The TCF provides a sustainable working model for the scholarly community as it moves towards more collaborative and digitally-oriented research methods. Aside from the benefits it offers to individual transcribers, the data produced during each transcription event take up the foundational assumptions of textual editing as it is currently understood. 

For nearly two centuries, scholarly editors have worked to collect, collate, and curate the multiple versions of individual medieval texts that often exist in widely-dispersed manuscript copies, and to produce a critical edition, what is understood to be a text in its most pure and distilled form. In contrast, the products that emerge from transcription Challenges unmake the prioritization of the single archetype, highlight the close attention of transcribers to the idiosyncrasies of each print or manuscript attestation (including the edition), and foreground the ground-breaking discoveries scholars often make as they engage in the transcription process.
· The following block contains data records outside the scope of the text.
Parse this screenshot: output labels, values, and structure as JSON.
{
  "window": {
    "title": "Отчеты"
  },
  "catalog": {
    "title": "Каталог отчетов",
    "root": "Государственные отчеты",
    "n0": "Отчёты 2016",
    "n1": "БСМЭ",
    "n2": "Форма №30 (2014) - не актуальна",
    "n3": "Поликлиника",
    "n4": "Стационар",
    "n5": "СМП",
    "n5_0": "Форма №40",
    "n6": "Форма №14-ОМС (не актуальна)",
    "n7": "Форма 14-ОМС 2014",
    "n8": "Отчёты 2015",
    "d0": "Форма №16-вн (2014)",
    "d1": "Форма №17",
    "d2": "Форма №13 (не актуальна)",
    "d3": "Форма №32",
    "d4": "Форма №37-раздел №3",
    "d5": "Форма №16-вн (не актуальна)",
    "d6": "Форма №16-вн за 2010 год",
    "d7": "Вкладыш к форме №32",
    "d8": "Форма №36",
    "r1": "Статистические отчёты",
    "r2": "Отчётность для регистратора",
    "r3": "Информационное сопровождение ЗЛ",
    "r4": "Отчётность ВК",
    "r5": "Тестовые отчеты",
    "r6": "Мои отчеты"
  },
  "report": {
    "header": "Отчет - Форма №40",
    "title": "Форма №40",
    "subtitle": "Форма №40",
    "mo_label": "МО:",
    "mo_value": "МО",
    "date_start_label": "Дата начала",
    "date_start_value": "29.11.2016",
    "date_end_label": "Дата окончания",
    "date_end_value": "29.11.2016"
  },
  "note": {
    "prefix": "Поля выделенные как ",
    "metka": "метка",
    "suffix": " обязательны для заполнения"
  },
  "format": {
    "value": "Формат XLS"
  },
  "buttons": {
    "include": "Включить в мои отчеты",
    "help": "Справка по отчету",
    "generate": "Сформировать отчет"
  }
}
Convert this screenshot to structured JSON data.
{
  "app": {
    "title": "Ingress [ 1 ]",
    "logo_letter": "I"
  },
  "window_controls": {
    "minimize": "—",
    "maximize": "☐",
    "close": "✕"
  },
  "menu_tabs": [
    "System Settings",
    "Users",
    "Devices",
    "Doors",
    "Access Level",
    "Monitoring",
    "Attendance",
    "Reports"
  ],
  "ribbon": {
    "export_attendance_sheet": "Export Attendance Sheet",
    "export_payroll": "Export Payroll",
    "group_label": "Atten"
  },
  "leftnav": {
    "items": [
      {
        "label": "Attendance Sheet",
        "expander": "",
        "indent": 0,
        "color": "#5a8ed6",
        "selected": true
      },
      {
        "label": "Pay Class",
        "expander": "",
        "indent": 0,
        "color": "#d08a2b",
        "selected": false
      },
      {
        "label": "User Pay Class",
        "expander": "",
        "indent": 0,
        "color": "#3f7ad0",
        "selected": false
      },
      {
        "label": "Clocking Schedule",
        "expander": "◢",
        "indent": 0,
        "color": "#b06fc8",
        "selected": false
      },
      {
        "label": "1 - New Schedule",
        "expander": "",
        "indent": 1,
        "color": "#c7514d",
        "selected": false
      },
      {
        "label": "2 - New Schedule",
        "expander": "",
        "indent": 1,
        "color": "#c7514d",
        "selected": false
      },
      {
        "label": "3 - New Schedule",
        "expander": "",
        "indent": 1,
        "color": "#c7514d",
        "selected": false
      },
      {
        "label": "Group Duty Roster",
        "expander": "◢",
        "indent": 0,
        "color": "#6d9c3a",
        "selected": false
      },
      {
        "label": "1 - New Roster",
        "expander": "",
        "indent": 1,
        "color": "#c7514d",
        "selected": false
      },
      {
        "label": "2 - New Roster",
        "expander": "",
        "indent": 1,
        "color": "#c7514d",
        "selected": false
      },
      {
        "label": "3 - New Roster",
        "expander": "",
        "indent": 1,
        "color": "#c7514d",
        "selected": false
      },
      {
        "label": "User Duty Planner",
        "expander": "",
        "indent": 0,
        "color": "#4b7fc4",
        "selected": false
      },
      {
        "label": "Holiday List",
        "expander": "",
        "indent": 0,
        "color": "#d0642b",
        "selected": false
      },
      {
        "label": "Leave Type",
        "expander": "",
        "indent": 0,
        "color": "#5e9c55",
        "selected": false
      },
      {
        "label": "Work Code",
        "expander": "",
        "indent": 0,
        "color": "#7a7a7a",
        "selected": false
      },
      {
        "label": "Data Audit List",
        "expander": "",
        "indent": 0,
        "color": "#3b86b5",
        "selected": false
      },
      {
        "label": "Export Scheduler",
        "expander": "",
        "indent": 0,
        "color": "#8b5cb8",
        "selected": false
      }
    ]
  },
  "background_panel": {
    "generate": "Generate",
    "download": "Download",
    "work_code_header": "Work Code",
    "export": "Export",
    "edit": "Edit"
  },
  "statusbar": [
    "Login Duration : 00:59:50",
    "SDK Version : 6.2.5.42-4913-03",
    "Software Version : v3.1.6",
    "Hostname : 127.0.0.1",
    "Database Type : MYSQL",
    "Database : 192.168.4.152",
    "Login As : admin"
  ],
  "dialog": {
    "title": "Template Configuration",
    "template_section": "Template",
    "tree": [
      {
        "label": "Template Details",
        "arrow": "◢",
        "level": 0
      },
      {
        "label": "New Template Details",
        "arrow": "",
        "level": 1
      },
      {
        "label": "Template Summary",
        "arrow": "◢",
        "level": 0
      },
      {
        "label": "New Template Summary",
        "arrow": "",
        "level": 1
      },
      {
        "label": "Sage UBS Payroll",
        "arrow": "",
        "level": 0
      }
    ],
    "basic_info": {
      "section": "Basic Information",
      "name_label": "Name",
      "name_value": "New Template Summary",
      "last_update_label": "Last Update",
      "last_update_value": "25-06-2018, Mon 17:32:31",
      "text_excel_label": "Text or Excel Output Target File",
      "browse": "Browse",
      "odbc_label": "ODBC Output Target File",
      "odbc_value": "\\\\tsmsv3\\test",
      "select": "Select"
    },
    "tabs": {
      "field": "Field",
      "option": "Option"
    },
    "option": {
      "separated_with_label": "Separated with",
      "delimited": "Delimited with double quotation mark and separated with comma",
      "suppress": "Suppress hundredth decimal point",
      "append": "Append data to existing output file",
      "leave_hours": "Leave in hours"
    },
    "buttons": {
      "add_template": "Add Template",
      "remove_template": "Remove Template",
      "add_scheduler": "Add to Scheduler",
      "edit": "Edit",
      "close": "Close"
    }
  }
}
The immediate products of a transcription Challenge — that is, full access to multiple key-boarded transcriptions of examples from one textual tradition– achieve the opposite of what the printed standardizing edition does. What is created, rather, is an Un-Edition, a mapping-out of the chaotic variations so characteristic of medieval textual production, and a rendering of difference in machine-readable and -manipulatable format, ready for future analysis. These events promote a new way to see medieval texts and contexts and an appreciation for each copy as a cultural artefact, existing on its own terms.